Betty und die Pferde
Wasserstoffblond, braune Augen, mittelgroß, athletisch und ein lachen, das in diesem riesigen Saturn-Markt von der CD-Abteilung bis in die Waschmaschinenregion zu hören ist. Diese Frau hat wirklich keine Hemmungen, die Welt an ihrem lebensfrohen Gemüt teilhaben zu lassen. Nahezu jeder Bewohner dieser Kleinstadt würde sich vor Pein die Hand vor den Mund halten, umschauen, ob jemand guckt, ob jemand hört, denn laute Emotionen sind entweder asi oder verrückt. Man muss tun, was sich gehört. Anstand. Als wären wir im viktorianischen Zeitalter.
Doch Betty tut das nicht. Sie hält sich nicht die Hand vor den Mund, sondern erhellt den Laden mit ihrem Strahlen.
So eine Frau hat Carlene noch nie gesehen. Verrückt, aufgeschlossen, fröhlich – das Leben kann so leicht sein! Und Betty scheint ein Paradebeispiel für diese Mentalität zu bieten.
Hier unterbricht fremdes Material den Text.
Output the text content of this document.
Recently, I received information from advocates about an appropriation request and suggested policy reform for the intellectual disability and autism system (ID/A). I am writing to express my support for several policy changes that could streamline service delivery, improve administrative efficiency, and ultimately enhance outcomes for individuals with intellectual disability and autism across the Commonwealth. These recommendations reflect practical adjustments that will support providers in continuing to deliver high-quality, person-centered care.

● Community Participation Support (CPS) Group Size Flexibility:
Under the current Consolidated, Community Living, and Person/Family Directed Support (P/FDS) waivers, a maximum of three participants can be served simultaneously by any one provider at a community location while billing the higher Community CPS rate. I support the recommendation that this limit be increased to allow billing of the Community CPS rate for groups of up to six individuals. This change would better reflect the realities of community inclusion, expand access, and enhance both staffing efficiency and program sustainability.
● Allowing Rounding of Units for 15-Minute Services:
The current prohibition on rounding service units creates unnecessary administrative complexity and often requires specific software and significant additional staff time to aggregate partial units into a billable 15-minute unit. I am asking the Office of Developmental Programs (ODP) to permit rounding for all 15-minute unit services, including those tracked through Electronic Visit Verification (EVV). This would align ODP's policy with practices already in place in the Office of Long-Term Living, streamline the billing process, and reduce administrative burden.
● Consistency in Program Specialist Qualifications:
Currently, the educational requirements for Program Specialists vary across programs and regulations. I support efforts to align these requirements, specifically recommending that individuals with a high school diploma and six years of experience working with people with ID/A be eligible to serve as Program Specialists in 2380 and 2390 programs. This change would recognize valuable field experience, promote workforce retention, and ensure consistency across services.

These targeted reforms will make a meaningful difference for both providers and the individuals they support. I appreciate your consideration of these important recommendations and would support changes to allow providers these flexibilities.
So stehen Carlene, Betty und Carlenes Vater also in der Rockmusik-Abteilung des Saturn-Marktes und quatschen. Betty ist die Arbeitskollegin von Carlenes Vater, wohnt mit ihrer Patchworkfamilie in einem alten Fabrikloft und züchtet Bartagamen. Als sei das nicht Extravaganz genug, haust auch noch eine sieben Meter lange Pythonschlange in einem Terrarium im Wohnzimmer, die alle viertel Jahre ein lebendes Huhn verspeist.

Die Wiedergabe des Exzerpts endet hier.